You can make an easy one-pot slow cooker chicken and rice with basic ingredients and simple steps. Here is a flexible method that works with white or brown rice and boneless chicken.
Ingredients
- 1 to 1.5 cups uncooked rice (white cooks faster; brown holds texture better)
- 2.5 to 3 cups chicken broth or stock
- 1 to 1.5 pounds boneless, skinless chicken breasts or thighs
- 1 to 2 cups chopped vegetables (for example: carrots, onion, bell pepper, peas, or frozen mixed veg)
- 1 to 2 teaspoons mixed dried herbs (Italian seasoning or thyme and parsley)
- 1 teaspoon garlic powder or 2 cloves minced garlic
- 1 teaspoon salt plus 1/2 teaspoon black pepper (adjust to taste)

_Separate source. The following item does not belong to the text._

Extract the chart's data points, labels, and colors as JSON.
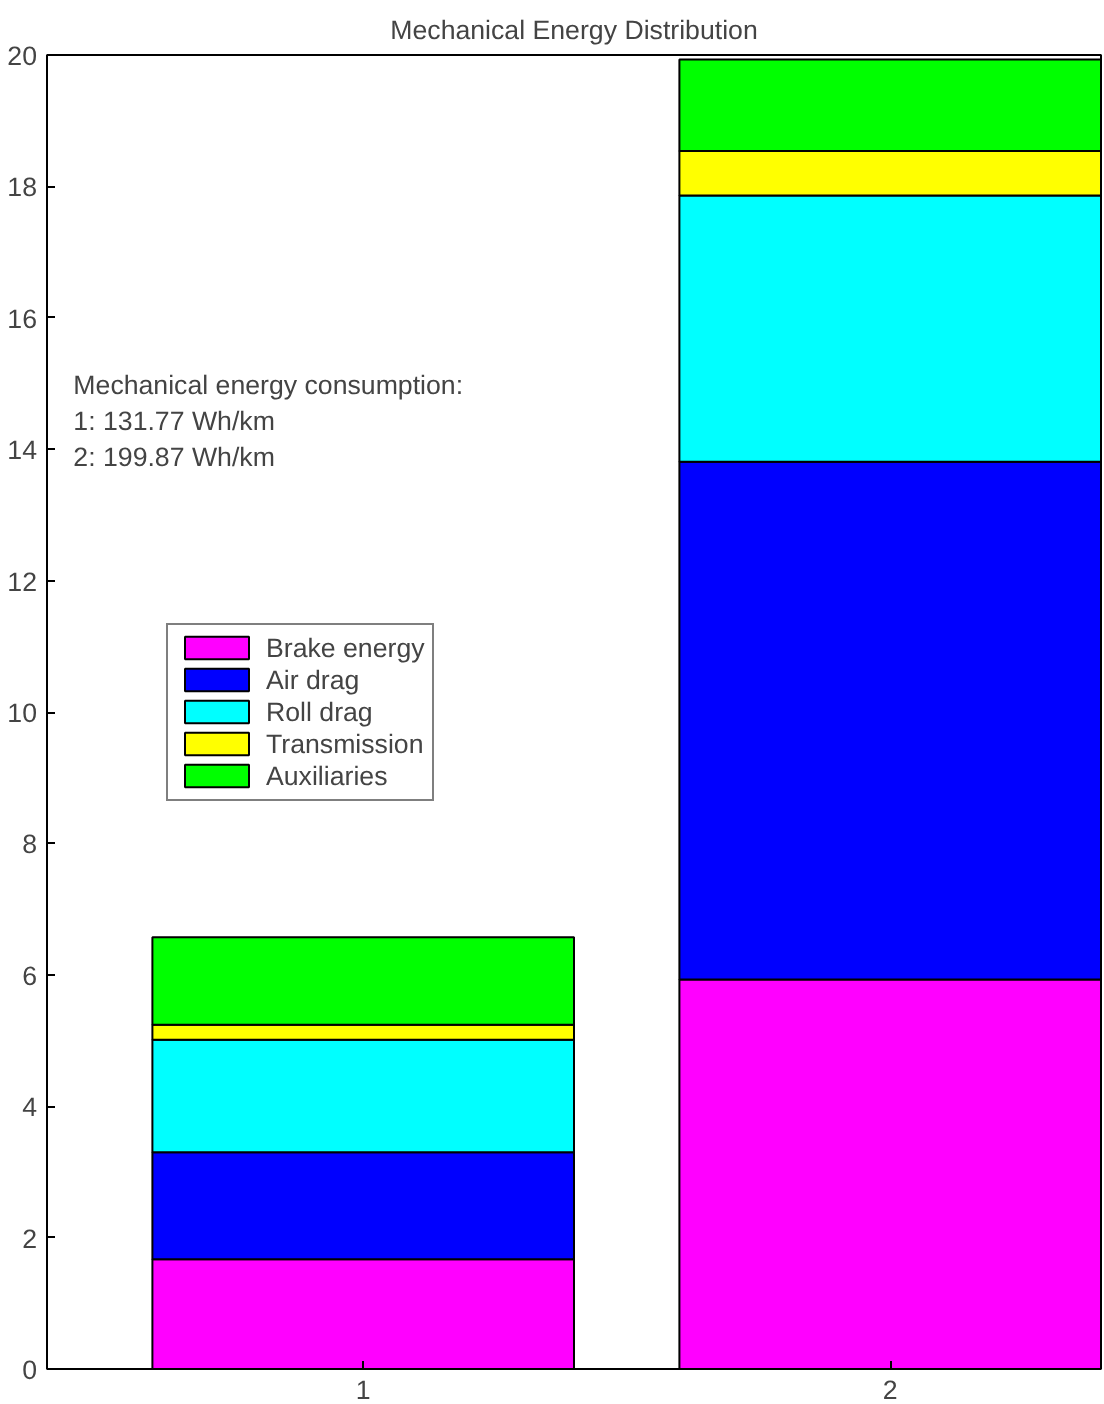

- Optional: 1/2 to 1 cup grated cheese and/or 1/2 cup sour cream or cream for a creamy style at the end
Basic method
- Rinse the rice in cold water until the water runs mostly clear, then drain well so you do not add extra water to the slow cooker.
- Lightly oil or spray the slow cooker, then add the rice, broth, vegetables, herbs, garlic, salt, and pepper and stir to spread the rice evenly across the bottom.

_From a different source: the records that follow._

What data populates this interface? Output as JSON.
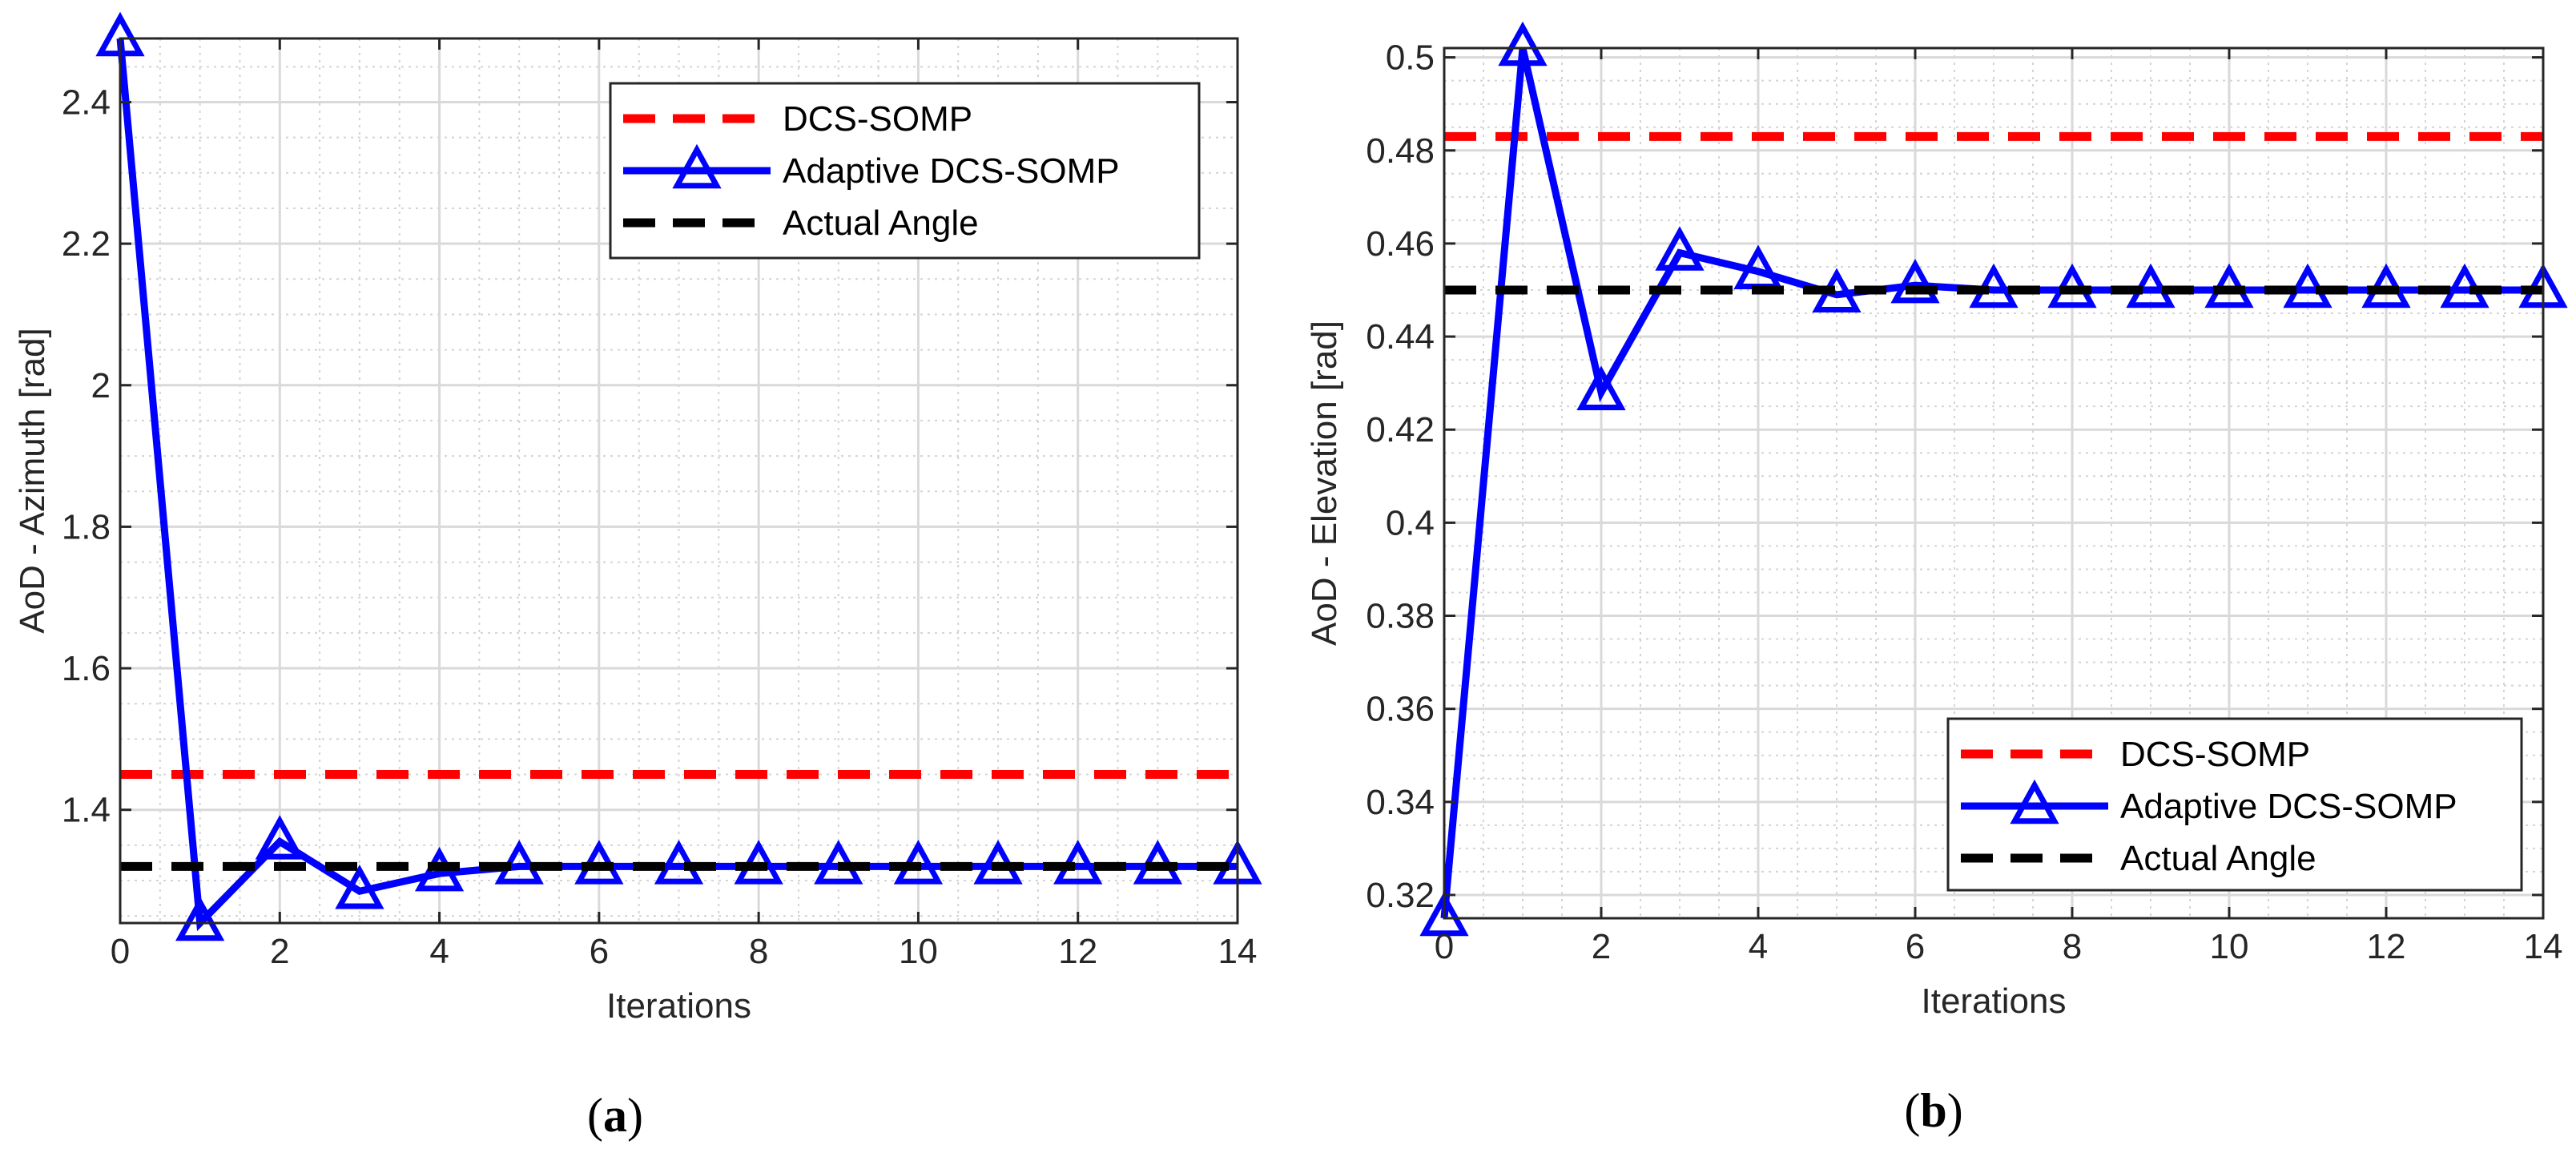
{
  "chart_data": [
    {
      "type": "line",
      "id": "a",
      "caption_open": "(",
      "caption_letter": "a",
      "caption_close": ")",
      "xlabel": "Iterations",
      "ylabel": "AoD - Azimuth [rad]",
      "xlim": [
        0,
        14
      ],
      "ylim": [
        1.24,
        2.49
      ],
      "xticks": [
        0,
        2,
        4,
        6,
        8,
        10,
        12,
        14
      ],
      "yticks": [
        1.4,
        1.6,
        1.8,
        2,
        2.2,
        2.4
      ],
      "ytick_labels": [
        "1.4",
        "1.6",
        "1.8",
        "2",
        "2.2",
        "2.4"
      ],
      "legend_position": "top-right",
      "series": [
        {
          "name": "DCS-SOMP",
          "style": "dashed",
          "color": "#ff0000",
          "x": [
            0,
            14
          ],
          "y": [
            1.45,
            1.45
          ]
        },
        {
          "name": "Adaptive DCS-SOMP",
          "style": "solid-triangle",
          "color": "#0000ff",
          "x": [
            0,
            1,
            2,
            3,
            4,
            5,
            6,
            7,
            8,
            9,
            10,
            11,
            12,
            13,
            14
          ],
          "y": [
            2.49,
            1.24,
            1.355,
            1.285,
            1.31,
            1.32,
            1.32,
            1.32,
            1.32,
            1.32,
            1.32,
            1.32,
            1.32,
            1.32,
            1.32
          ]
        },
        {
          "name": "Actual Angle",
          "style": "dashed",
          "color": "#000000",
          "x": [
            0,
            14
          ],
          "y": [
            1.32,
            1.32
          ]
        }
      ]
    },
    {
      "type": "line",
      "id": "b",
      "caption_open": "(",
      "caption_letter": "b",
      "caption_close": ")",
      "xlabel": "Iterations",
      "ylabel": "AoD - Elevation [rad]",
      "xlim": [
        0,
        14
      ],
      "ylim": [
        0.315,
        0.502
      ],
      "xticks": [
        0,
        2,
        4,
        6,
        8,
        10,
        12,
        14
      ],
      "yticks": [
        0.32,
        0.34,
        0.36,
        0.38,
        0.4,
        0.42,
        0.44,
        0.46,
        0.48,
        0.5
      ],
      "ytick_labels": [
        "0.32",
        "0.34",
        "0.36",
        "0.38",
        "0.4",
        "0.42",
        "0.44",
        "0.46",
        "0.48",
        "0.5"
      ],
      "legend_position": "bottom-right",
      "series": [
        {
          "name": "DCS-SOMP",
          "style": "dashed",
          "color": "#ff0000",
          "x": [
            0,
            14
          ],
          "y": [
            0.483,
            0.483
          ]
        },
        {
          "name": "Adaptive DCS-SOMP",
          "style": "solid-triangle",
          "color": "#0000ff",
          "x": [
            0,
            1,
            2,
            3,
            4,
            5,
            6,
            7,
            8,
            9,
            10,
            11,
            12,
            13,
            14
          ],
          "y": [
            0.315,
            0.502,
            0.428,
            0.458,
            0.454,
            0.449,
            0.451,
            0.45,
            0.45,
            0.45,
            0.45,
            0.45,
            0.45,
            0.45,
            0.45
          ]
        },
        {
          "name": "Actual Angle",
          "style": "dashed",
          "color": "#000000",
          "x": [
            0,
            14
          ],
          "y": [
            0.45,
            0.45
          ]
        }
      ]
    }
  ]
}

- Place the chicken pieces on top of the rice mixture in a single layer so they cook evenly; you can season the chicken lightly again on top.
Cooking times
- For white rice and boneless chicken: cook on high for about 2 to 3 hours or on low for about 4 hours, until the chicken is cooked through and the rice is tender and most liquid is absorbed.
- For brown rice: plan for closer to 3 hours on high or 6 hours on low; if using bone-in pieces, times can be slightly longer, and you may need a bit more broth.
Finishing and serving
- When done, remove the chicken, chop or shred it, then stir it back into the rice; if you want it creamy, stir in cheese and/or a little sour cream or cream at the end while the dish is still hot.
- Taste and adjust seasoning with extra salt, pepper, or herbs, then let the rice sit 5 to 10 minutes on warm if it looks a bit wet, or stir in a splash of hot broth if it is too dry.